Versions of UK Prime Minister Gordon Brown and US President Barack Obama (and his predecessor) appeared courtesy of impressionist and comedian Rory Bremner, who added an irreverent, but ultimately serious, tone to the meeting. Bremner, who stars in a popular political satire show on British television, called on the audience of MPs, parliamentary staffers and road safety campaigners to do all they could to support the campaign.
Lewis Hamilton, Lord Adonis and Rory Bremner then joined children from a local school to sign up to the ‘Call for a Decade of Action for Road Safety.
The campaign launch was organised by the FIA Foundation, the Parliamentary Advisory Committee on Transport Safety (PACTS) and the Institute for Public Policy Research (IPPR). The FIA Foundations Director General David Ward opened the meeting by remembering two young friends in their early twenties, Amelia Zollner, an employee of the IPPR and Rosie Wright, the daughter of an FIA Foundation staff member, who were killed within days of each other while cycling in London and provided the motivation for IPPR and the FIA Foundation to work together on road safety. Summarising the findings of the new WHO Global Status Report on road traffic injuries, published the day before, David Ward commented: “We welcome the UK Governments proposals to make Britains roads the ‘safest in the world. This vision must also include a commitment to do much more to share the UKs knowledge and expertise with the developing countries where road deaths are increasing rapidly.”
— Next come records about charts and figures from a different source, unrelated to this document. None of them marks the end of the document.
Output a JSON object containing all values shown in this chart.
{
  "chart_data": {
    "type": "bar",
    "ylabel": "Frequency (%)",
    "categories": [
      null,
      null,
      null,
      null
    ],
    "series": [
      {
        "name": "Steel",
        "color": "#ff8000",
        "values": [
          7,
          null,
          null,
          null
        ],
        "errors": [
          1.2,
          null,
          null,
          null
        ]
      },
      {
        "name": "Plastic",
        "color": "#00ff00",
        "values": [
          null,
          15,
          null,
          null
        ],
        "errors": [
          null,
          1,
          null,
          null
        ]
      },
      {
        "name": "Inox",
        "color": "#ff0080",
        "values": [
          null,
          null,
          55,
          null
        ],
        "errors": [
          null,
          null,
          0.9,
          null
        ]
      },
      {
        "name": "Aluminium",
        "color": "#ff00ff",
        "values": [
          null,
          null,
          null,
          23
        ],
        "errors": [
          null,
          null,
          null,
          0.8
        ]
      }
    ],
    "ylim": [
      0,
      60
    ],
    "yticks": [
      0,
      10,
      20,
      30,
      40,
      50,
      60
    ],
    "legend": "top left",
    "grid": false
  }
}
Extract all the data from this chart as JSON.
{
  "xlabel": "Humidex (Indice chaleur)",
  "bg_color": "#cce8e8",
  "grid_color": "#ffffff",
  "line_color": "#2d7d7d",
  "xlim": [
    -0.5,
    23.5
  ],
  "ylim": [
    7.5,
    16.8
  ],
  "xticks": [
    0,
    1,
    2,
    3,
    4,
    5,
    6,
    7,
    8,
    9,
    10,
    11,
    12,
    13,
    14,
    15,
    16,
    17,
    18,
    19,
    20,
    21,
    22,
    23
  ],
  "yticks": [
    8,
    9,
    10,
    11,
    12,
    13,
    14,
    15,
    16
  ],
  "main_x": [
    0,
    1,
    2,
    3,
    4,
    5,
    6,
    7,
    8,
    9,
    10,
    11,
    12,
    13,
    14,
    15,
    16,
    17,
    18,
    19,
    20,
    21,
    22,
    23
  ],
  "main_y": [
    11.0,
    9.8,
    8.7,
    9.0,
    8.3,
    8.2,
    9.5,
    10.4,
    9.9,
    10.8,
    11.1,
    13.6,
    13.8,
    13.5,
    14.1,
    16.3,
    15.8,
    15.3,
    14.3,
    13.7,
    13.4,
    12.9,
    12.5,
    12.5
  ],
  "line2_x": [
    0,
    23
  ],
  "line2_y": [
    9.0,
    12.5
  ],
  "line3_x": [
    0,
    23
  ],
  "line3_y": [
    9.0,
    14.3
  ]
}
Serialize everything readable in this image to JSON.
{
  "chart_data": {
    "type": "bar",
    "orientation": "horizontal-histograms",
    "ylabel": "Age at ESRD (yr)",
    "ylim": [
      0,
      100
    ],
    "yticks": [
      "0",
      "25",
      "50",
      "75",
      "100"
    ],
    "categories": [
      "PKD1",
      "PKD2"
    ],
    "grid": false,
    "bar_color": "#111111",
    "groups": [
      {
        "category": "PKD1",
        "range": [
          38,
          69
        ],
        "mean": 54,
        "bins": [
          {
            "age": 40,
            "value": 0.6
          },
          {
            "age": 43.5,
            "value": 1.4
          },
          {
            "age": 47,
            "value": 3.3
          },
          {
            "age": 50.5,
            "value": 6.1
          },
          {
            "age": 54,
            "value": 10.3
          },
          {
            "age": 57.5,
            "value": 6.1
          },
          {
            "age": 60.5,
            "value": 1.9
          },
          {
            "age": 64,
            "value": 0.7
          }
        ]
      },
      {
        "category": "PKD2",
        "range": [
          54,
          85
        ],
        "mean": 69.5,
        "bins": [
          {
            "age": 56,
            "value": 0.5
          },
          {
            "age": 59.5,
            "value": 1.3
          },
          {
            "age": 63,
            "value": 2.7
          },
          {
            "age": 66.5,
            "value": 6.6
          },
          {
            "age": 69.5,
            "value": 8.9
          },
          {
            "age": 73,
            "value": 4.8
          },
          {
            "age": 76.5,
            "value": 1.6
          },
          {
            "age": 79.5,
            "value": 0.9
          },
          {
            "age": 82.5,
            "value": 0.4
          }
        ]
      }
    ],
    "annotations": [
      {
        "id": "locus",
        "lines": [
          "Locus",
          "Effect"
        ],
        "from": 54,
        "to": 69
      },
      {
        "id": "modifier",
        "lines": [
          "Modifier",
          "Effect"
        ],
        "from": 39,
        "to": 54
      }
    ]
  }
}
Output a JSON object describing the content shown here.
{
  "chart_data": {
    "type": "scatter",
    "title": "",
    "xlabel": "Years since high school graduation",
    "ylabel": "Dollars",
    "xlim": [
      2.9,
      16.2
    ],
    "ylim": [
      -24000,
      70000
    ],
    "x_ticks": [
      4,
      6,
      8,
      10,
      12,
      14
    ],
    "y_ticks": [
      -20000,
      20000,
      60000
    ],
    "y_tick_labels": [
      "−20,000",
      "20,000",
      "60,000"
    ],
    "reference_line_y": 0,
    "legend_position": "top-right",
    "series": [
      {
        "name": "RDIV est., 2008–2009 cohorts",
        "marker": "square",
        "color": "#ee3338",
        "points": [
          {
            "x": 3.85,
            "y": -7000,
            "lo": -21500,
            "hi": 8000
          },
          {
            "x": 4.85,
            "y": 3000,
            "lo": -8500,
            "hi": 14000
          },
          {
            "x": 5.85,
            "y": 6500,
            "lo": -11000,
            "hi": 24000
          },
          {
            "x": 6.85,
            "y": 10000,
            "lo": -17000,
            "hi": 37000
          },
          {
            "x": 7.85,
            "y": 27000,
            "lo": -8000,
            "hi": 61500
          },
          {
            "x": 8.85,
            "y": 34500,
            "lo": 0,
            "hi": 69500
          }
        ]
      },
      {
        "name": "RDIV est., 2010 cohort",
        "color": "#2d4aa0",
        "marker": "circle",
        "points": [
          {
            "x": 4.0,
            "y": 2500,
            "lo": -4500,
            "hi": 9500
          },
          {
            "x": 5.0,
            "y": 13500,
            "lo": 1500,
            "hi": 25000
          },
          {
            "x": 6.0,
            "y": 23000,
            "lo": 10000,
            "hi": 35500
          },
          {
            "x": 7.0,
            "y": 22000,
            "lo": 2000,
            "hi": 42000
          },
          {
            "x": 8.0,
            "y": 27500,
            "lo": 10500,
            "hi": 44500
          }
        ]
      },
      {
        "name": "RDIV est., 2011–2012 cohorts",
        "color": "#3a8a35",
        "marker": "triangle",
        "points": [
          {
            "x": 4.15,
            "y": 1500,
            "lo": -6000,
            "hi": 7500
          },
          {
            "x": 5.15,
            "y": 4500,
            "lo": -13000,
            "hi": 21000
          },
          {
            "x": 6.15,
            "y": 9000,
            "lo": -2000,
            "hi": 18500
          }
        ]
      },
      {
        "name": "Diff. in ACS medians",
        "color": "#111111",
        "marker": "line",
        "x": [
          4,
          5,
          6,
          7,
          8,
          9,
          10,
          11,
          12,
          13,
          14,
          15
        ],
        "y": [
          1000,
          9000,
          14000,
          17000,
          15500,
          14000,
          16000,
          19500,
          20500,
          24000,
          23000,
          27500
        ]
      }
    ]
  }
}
Carey Oppenheim, IPPR Co-Director said: “We have a good record on road safety in the UK, but we know we must not be complacent. Other leading governments are taking the agenda forward globally and we must also make a strong commitment to the ‘Decade of Action.”
The Make Roads Safe launch also heard from Peter Bottomley MP, co-chair of PACTS and a former road safety minister credited with introducing casualty targets in the UK in the 1980s, and Louise Ellman MP, Chair of the Transport Select Committee in the House of Commons. PACTS Director Rob Gifford closed the meeting by urging greater support for the Make Roads Safe campaign. Campaign supporters in the UK include the Automobile Association, road safety charity Brake, British Red Cross, Living Streets, Oxfam, Roadsafe, the Royal Society for the Prevention of Accidents (RoSPA) and UK Youth.